Au cours des vingt dernières années, l’Union européenne a promu plus de quarante missions étrangères sur son propre continent, en Afrique ou au Moyen-Orient. La première a eu lieu en 2003 dans ce qui était alors la République yougoslave de Macédoine. Aujourd’hui, 24 missions sont encore en place, dont dix sont militaires et les autres civiles. Le débat sur la guerre et la paix et sur le rôle militaire de l’Europe devient central dans une région gravement blessée par la confrontation entre la Russie et l’Ukraine. Cette question pourrait influencer les élections du Parlement européen qui se tiendront entre le 6 et le 9 juin, avec des votes pour sanctionner ou soutenir les forces les plus bellicistes.
Les objectifs déclarés de ces missions comprennent des buts louables tels que la prévention des conflits, le renforcement de la paix et de la sécurité internationale, le soutien de l’État de droit ou la gestion des crises. L’UE affirme qu’elles sont adaptées aux circonstances locales et qu’elles impliquent généralement une formation militaire et la fourniture d’équipements aux armées nationales.

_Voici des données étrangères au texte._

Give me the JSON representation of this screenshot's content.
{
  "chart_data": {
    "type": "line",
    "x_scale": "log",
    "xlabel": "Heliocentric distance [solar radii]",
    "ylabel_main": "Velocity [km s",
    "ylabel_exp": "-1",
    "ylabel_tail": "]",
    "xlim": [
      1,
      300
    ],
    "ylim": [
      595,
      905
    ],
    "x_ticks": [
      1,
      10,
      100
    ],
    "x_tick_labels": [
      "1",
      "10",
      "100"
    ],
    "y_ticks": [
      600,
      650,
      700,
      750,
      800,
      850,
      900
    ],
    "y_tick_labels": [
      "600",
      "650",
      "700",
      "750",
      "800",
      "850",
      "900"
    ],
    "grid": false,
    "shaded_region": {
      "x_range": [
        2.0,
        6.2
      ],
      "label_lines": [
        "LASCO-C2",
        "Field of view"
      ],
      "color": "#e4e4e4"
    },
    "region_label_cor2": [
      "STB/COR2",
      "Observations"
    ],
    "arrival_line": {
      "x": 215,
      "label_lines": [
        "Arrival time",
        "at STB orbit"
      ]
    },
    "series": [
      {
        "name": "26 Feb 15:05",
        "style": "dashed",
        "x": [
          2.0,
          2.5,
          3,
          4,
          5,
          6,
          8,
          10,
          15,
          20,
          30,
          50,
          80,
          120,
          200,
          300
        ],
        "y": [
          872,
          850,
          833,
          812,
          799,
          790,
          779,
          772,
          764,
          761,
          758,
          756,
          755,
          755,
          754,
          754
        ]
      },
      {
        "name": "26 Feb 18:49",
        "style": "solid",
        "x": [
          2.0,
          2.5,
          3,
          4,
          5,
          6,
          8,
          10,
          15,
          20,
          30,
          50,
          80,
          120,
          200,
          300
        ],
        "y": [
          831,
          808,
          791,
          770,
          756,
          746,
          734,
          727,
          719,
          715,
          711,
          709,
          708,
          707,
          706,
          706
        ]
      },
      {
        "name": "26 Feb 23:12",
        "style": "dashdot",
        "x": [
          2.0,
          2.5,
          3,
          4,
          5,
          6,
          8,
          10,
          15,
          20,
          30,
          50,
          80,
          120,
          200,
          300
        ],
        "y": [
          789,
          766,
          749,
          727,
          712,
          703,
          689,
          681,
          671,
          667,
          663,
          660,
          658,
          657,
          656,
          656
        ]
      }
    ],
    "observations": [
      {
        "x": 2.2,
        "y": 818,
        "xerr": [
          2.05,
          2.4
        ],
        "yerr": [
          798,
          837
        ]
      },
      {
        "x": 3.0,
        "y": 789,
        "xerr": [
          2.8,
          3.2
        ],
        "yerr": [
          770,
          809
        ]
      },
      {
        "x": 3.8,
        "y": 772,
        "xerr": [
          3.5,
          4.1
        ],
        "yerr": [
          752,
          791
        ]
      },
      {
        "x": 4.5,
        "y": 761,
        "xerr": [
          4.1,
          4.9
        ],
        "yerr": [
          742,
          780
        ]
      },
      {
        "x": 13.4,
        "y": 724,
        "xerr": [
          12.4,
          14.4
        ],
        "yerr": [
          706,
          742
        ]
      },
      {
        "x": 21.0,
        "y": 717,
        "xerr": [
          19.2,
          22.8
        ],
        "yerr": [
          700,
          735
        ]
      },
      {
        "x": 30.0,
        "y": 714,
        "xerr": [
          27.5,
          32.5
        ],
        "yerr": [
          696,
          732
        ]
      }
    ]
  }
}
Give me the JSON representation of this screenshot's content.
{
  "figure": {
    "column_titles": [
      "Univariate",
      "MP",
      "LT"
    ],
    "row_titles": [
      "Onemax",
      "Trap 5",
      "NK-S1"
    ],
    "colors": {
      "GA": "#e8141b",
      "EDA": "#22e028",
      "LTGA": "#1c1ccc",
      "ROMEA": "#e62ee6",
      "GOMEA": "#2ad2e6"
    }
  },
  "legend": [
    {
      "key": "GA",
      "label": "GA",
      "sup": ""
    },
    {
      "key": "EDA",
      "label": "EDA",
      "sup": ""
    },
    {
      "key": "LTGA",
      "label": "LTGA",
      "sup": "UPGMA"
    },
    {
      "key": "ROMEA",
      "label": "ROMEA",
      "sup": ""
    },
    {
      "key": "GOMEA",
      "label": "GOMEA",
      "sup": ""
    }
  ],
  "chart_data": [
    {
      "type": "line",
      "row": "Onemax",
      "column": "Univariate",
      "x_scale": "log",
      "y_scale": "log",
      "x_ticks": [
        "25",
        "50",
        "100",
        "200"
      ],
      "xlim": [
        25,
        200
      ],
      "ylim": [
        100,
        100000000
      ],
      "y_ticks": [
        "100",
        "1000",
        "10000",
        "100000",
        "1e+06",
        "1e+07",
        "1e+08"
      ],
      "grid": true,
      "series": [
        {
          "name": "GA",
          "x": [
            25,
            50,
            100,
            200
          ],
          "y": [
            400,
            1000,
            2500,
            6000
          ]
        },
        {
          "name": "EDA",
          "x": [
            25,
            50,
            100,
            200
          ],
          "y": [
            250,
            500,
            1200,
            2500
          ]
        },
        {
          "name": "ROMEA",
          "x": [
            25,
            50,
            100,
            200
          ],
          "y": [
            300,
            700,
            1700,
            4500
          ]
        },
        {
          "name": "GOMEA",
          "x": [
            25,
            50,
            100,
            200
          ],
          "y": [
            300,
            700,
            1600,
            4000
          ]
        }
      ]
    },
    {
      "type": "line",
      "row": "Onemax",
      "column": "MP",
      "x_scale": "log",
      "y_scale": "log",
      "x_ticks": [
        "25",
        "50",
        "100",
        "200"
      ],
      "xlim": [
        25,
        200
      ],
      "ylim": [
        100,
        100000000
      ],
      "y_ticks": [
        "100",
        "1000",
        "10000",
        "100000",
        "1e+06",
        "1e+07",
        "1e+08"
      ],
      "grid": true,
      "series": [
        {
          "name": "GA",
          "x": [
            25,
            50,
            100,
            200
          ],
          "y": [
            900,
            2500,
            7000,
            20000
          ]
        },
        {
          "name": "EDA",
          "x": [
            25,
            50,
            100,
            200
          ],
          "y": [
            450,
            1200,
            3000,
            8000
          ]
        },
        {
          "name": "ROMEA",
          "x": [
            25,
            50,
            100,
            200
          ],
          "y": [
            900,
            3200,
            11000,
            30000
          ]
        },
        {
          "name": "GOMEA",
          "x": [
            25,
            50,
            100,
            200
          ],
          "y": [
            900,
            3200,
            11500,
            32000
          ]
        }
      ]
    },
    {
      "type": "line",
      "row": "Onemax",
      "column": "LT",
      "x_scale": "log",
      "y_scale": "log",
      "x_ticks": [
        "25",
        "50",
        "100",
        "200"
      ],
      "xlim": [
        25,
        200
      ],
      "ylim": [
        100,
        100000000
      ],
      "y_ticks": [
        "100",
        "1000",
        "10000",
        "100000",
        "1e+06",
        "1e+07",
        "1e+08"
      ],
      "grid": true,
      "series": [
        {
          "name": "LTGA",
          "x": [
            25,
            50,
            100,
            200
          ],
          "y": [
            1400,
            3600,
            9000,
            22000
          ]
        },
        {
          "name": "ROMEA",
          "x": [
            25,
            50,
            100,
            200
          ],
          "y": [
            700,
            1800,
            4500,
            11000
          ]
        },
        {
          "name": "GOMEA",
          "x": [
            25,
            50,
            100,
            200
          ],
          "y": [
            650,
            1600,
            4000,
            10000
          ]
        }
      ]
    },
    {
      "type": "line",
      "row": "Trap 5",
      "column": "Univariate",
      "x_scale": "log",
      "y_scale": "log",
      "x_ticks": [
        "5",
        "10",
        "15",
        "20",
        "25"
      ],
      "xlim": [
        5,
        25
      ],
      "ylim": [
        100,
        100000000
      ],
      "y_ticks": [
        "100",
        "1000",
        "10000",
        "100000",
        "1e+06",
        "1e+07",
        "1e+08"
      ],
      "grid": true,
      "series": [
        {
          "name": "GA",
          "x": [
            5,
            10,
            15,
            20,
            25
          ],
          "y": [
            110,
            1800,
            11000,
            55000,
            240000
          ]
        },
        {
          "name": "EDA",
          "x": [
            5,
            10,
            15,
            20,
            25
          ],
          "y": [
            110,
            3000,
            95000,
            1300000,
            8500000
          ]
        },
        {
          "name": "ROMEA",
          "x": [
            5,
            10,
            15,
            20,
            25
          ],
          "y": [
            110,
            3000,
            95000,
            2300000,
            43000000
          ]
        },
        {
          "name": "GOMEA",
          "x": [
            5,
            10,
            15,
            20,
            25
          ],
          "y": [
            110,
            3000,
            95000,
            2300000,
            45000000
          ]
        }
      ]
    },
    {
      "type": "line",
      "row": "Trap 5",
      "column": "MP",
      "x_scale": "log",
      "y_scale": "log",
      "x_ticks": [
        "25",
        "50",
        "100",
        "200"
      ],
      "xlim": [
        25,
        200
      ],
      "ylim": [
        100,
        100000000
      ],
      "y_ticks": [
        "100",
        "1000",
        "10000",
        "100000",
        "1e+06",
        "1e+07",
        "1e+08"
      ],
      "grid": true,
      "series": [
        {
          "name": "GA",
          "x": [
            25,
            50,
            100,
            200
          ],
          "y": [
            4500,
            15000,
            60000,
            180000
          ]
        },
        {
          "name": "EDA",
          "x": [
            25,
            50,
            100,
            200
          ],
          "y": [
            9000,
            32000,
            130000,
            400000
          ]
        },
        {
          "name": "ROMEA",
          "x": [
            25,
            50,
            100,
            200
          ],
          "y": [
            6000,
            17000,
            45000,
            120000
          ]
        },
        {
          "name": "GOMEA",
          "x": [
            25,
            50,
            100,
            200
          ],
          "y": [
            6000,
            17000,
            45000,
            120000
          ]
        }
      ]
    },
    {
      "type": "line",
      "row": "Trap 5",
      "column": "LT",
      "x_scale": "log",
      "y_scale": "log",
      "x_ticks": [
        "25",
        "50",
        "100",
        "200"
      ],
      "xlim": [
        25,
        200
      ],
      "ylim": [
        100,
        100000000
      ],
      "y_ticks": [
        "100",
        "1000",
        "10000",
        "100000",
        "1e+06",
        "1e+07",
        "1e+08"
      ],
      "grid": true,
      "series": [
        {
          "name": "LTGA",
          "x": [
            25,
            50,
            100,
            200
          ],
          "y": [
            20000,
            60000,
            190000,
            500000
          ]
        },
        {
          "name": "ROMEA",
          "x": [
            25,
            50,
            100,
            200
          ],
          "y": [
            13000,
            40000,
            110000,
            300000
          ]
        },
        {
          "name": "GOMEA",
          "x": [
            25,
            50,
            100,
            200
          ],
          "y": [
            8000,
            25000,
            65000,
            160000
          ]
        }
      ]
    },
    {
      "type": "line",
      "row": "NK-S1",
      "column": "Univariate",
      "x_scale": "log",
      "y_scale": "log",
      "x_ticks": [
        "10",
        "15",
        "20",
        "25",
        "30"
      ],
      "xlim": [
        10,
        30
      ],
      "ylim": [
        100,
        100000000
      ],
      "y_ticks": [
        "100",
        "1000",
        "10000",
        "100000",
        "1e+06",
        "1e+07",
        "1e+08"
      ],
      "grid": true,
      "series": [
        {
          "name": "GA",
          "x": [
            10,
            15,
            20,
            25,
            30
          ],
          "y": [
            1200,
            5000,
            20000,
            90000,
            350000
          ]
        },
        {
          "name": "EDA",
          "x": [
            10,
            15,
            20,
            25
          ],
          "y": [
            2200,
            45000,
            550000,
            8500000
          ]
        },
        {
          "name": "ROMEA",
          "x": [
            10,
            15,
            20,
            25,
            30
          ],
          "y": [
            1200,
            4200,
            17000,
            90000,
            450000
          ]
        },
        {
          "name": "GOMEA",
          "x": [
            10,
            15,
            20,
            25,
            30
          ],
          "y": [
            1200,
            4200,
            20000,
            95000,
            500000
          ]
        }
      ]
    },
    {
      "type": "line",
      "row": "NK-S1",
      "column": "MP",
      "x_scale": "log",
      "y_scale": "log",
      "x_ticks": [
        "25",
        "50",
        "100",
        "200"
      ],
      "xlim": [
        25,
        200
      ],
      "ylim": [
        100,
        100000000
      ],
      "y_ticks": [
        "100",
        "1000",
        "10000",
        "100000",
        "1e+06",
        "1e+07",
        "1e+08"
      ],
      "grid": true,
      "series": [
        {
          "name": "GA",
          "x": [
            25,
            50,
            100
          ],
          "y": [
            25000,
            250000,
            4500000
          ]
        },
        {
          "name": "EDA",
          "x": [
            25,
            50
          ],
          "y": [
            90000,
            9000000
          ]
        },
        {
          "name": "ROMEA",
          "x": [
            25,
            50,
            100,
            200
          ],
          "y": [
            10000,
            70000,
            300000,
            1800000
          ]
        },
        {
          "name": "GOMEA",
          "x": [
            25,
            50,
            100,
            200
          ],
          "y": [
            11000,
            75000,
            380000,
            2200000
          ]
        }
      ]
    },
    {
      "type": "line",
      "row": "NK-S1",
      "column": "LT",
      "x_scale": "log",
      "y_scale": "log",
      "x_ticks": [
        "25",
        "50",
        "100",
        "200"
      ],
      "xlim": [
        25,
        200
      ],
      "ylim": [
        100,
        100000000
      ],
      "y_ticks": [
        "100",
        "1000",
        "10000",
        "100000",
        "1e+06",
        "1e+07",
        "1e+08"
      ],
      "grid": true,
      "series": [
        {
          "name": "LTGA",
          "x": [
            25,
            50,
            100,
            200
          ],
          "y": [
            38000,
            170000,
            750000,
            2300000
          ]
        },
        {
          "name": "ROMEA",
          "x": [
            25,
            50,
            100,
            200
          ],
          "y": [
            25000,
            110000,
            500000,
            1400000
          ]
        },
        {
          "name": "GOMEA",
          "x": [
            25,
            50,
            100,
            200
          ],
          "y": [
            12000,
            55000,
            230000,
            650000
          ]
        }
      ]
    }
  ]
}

Toutefois, comme le montre le récent rapport du Transnational Institute (TNI) intitulé « Under the Radar : 20 Years of EU Military Missions », ces missions n’ont pas grand-chose à voir avec la « promotion de la paix, de la prospérité et de la sécurité ». Elles visent surtout la promotion des « intérêts européens » au détriment des intérêts locaux et des populations des États hôtes.
Selon TNI et dans un contexte critique, « la réponse de l’UE à l’invasion de l’Ukraine par la Russie et, plus récemment, au génocide israélien à Gaza, n’est pas passée inaperçue aux yeux des Européens, dont beaucoup sont descendus dans la rue pour protester contre la complicité de l’UE dans la guerre et le génocide » (https://www.tni.org/es/node/18581).
Le rapport affirme que ces missions n’ont guère contribué à la résolution des conflits. C’est le cas, par exemple, en Bosnie-Herzégovine où les tensions sous-jacentes, enracinées dans des questions politiques non résolues, n’ont pu être débloquées par le déploiement de personnel militaire. Dans d’autres cas, comme dans la région du Sahel en Afrique, non seulement elles n’ont pas réussi à résoudre les conflits, mais elles les ont exacerbés.
En Afrique, au cours des 20 dernières années, de nombreuses forces militaires formées sous les auspices de l’UE ont perpétré des violations flagrantes des droits humains ou participé à des coups d’État militaires. Le Mozambique en est peut-être l’exemple le plus récent et le plus notoire, même s’il n’est pas exceptionnel. En dépit de son principe déclaré de respect de l’État de droit, l’UE a souvent soutenu des gouvernements corrompus et autoritaires, ou dont le bilan en matière de droits humains était médiocre. Cela afin de préserver ses propres intérêts politiques et économiques. « Il s’agit d’une attitude imprudente et irresponsable qui trahit les valeurs que l’UE prétend défendre », affirme le rapport de la TNI. Cette dernière précise encore que l’UE ne dispose pas d’une méthodologie adéquate pour évaluer l’efficacité de ses missions, au point qu’elle « admet elle-même qu’elle n’a atteint que peu de ses objectifs déclarés.
L’étude de la TNI note que ces missions, en raison de leur mode d’établissement et de fonctionnement, sapent les structures multilatérales, telles que les Nations unies, les États et les systèmes nationaux et régionaux. Elles souffrent également d’un grave manque de contrôle démocratique. Le Parlement européen, seule institution européenne démocratiquement élue, n’a qu’un pouvoir de décision très limité en matière de politique étrangère. Depuis plusieurs années, les missions militaires sont financées par un fonds extrabudgétaire échappant à tout contrôle démocratique. Enfin, elles échappent au contrôle judiciaire car l’UE ne dispose pas d’une organisation qui les sanctionnerait légalement à l’intérieur ou à l’extérieur. Elles ne relèvent pas non plus de la compétence de sa Cour de justice ou de la Convention européenne des droits de l’homme, qui ne s’applique qu’aux États membres.